Chatterjee’s research utilized four separate studies that presented participants the opportunity to earn money across tasks and spend it on different products. The four studies collectively indicated a higher rate of saving among individuals who maintain one account versus those who have multiple accounts.
“Basically, people look for an excuse to spend, and vague information facilitates this,” Chatterjee said. “And having multiple accounts provides just enough vagueness to do the trick.”
Of course, there are some individuals who are quite comfortable with their multiple accounts and would find it difficult or inconvenient to consolidate money into a single account. But even those individuals could benefit from Chatterjee’s findings.
“If you’re really opposed to consolidating, you can at least try to reduce the vagueness of having money across multiple accounts by utilizing software and services that provide a consolidated view of all of your accounts in one place,” Chatterjee said. “This type of aggregate reporting could help reduce vagueness and enhance savings. But the take-home message remains: Consolidating multiple accounts into one account will help encourage you to save your hard-earned money.”
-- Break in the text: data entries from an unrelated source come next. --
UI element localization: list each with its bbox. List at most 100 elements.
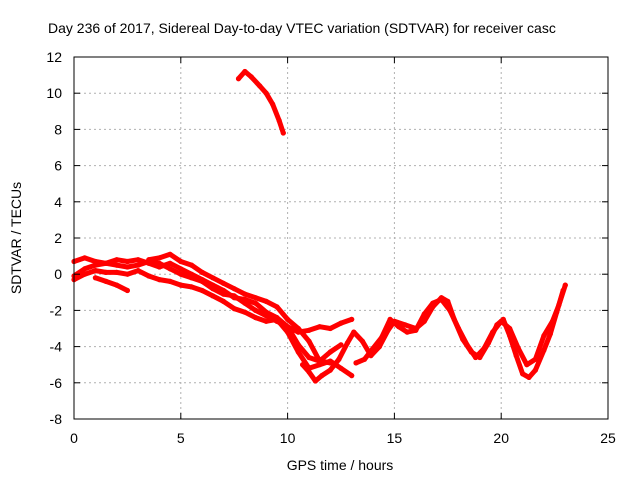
data-point [231, 306, 237, 312]
data-point [473, 354, 479, 361]
data-point [351, 329, 357, 335]
x-tick-label: 10 [280, 430, 296, 446]
data-point [199, 287, 205, 294]
series-track-4 [92, 275, 130, 294]
series-line [92, 275, 130, 293]
data-point [82, 266, 88, 272]
data-point [359, 338, 365, 344]
data-point [220, 280, 227, 286]
data-point [274, 316, 280, 322]
data-point [327, 325, 333, 332]
data-point [124, 258, 130, 265]
data-point [317, 324, 323, 330]
data-point [379, 335, 385, 341]
data-point [103, 260, 109, 266]
data-point [135, 262, 141, 268]
y-axis-label: SDTVAR / TECUs [8, 181, 24, 295]
x-tick-label: 5 [177, 430, 185, 446]
y-tick-label: 4 [54, 194, 62, 210]
data-point [156, 260, 162, 266]
data-point [306, 338, 312, 344]
data-point [344, 340, 350, 346]
data-point [135, 268, 141, 274]
data-point [455, 325, 462, 332]
data-point [124, 287, 130, 294]
data-point [178, 271, 184, 277]
data-point [526, 374, 532, 380]
data-point [490, 329, 496, 335]
data-point [263, 318, 269, 324]
data-point [156, 277, 162, 283]
data-point [82, 271, 88, 277]
data-point [220, 298, 227, 304]
data-point [248, 74, 254, 80]
data-point [253, 300, 259, 306]
data-point [541, 347, 547, 353]
data-point [263, 298, 269, 304]
data-point [146, 273, 152, 279]
data-point [349, 373, 355, 379]
data-point [242, 68, 248, 75]
data-point [349, 316, 355, 322]
data-point [319, 373, 325, 379]
data-point [114, 269, 120, 275]
data-point [231, 293, 237, 299]
data-point [430, 300, 436, 306]
series-layer [71, 68, 568, 384]
data-point [167, 260, 173, 266]
data-point [404, 329, 410, 335]
tick-layer: 0 5 10 15 20 25 -8 -6 -4 -2 0 2 4 6 8 10 12 [46, 49, 616, 446]
data-point [515, 345, 521, 351]
data-point [103, 278, 109, 284]
data-point [199, 278, 205, 284]
data-point [114, 262, 120, 268]
data-point [295, 349, 301, 355]
data-point [242, 291, 248, 297]
data-point [507, 325, 513, 332]
data-point [178, 258, 184, 265]
x-tick-label: 20 [493, 430, 509, 446]
data-point [220, 291, 227, 297]
data-point [135, 257, 141, 263]
data-point [387, 316, 393, 322]
data-point [276, 117, 282, 123]
data-point [547, 331, 553, 337]
data-point [210, 293, 216, 299]
data-point [263, 313, 269, 319]
data-point [327, 360, 333, 366]
data-point [556, 302, 562, 308]
data-point [338, 320, 344, 326]
data-point [447, 307, 453, 313]
data-point [156, 255, 162, 261]
data-point [353, 360, 359, 366]
data-point [541, 333, 547, 339]
data-point [92, 268, 98, 274]
data-point [370, 345, 376, 351]
data-point [338, 365, 344, 371]
data-point [524, 362, 530, 368]
data-point [167, 266, 173, 272]
y-tick-label: -2 [50, 302, 63, 318]
data-point [336, 356, 342, 362]
data-point [274, 304, 280, 310]
data-point [210, 275, 216, 281]
data-point [513, 353, 519, 359]
data-point [396, 324, 402, 330]
data-point [253, 307, 259, 313]
y-tick-label: -4 [50, 339, 63, 355]
data-point [124, 264, 130, 270]
data-point [188, 275, 195, 281]
x-axis-label: GPS time / hours [286, 457, 394, 473]
data-point [167, 278, 173, 284]
data-point [253, 295, 259, 301]
series-line [353, 282, 568, 368]
data-point [549, 318, 556, 324]
data-point [481, 345, 487, 351]
y-tick-label: 2 [54, 230, 62, 246]
data-point [114, 257, 120, 263]
data-point [562, 282, 568, 288]
data-point [263, 90, 269, 96]
x-tick-label: 25 [600, 430, 616, 446]
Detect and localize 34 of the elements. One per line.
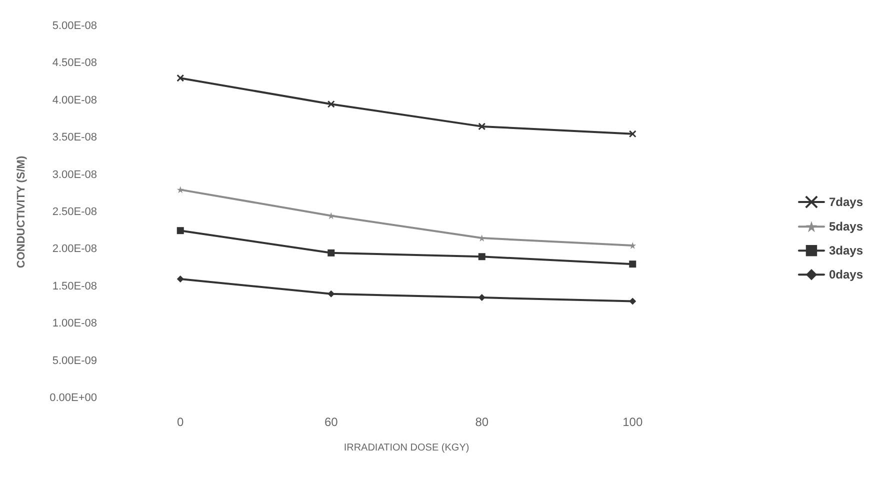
point [629,298,636,305]
y-tick-label: 5.00E-09 [52,354,97,367]
x-tick-label: 60 [324,415,338,429]
y-tick-label: 1.50E-08 [52,280,97,292]
point [176,275,184,282]
point [327,100,335,108]
point [328,249,335,256]
y-tick-label: 1.00E-08 [52,318,97,330]
point [176,186,184,194]
y-tick-label: 5.00E-08 [52,20,97,32]
point [176,74,184,82]
legend-label: 7days [828,195,864,209]
y-tick-label: 3.50E-08 [52,132,97,144]
point [628,130,636,138]
point [478,122,486,130]
legend-label: 5days [828,220,864,234]
point [176,227,184,234]
x-tick-label: 80 [475,415,489,429]
x-tick-label: 100 [622,415,643,429]
point [328,290,335,298]
legend-label: 0days [828,268,864,282]
legend-label: 3days [828,244,864,258]
y-tick-label: 2.00E-08 [52,243,97,256]
y-tick-label: 4.00E-08 [52,94,97,106]
x-tick-label: 0 [177,415,184,429]
point [478,294,486,302]
point [629,260,636,268]
y-tick-label: 3.00E-08 [52,168,97,181]
x-axis-title: IRRADIATION DOSE (KGY) [344,442,470,454]
y-tick-label: 4.50E-08 [52,57,97,70]
y-tick-label: 2.50E-08 [52,206,97,218]
y-tick-label: 0.00E+00 [50,392,97,404]
y-axis-title: CONDUCTIVITY (S/M) [16,156,28,268]
point [478,253,486,260]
Conservative when crowded? Crowds affect consumer behavior
Heading to the mall on Black Friday for new shoes? Dropping by Home Depot tonight? Or grabbing a burger at the McDonald’s drive-thru window?
These three scenarios would obviously entail different levels of crowds, ranging from big crowds at the mall to no crowds at the drive-thru. And according to a KU researcher, that difference in crowd size can lead to dramatically different purchasing behavior by consumers.
Research by Ahreum Maeng, an assistant professor in the School of Business, finds that socially crowded environments lead consumers to be more conservative. Specifically, Maeng finds that consumers in crowded settings prefer safety-oriented options and are more receptive to prevention-framed messages than promotional messages — for example, preferring a toothpaste offering cavity protection over a toothpaste promising a whiter smile. Maeng also finds consumers in crowded settings are less willing to make risky investments.
“Consumers in crowded environments get conservative and safety-focused,” Maeng said. “We believe this is because people in socially crowded settings activate an avoidance system that results in a more prevention-focused mindset. This, in turn, makes socially crowded individuals more likely to choose options that provide prevention-focused benefits.”
Maeng’s research comprises six experiments that collectively exposed participants to crowded or uncrowded settings, then had them complete tasks or indicate preferences for messages, products and behaviors. Collectively, the experiments demonstrated that individuals in crowded settings were more conservative and less willing to gamble.
Maeng’s research could have important implications for consumers who could use the information to better plan the time and location of their shopping in an effort to better control their decisions.Of course, perhaps the most obvious beneficiary of Maeng’s research would be store managers and retail marketers, who could use her findings to drive decisions on product placement, marketing and advertising.
“For example, our findings indicate a store would benefit by selling and marketing products differently on a crowded Black Friday versus a Tuesday morning in August,” Maeng said. “And even within the same day, stores might consider changing their signage or product placement to account for different levels of crowding.”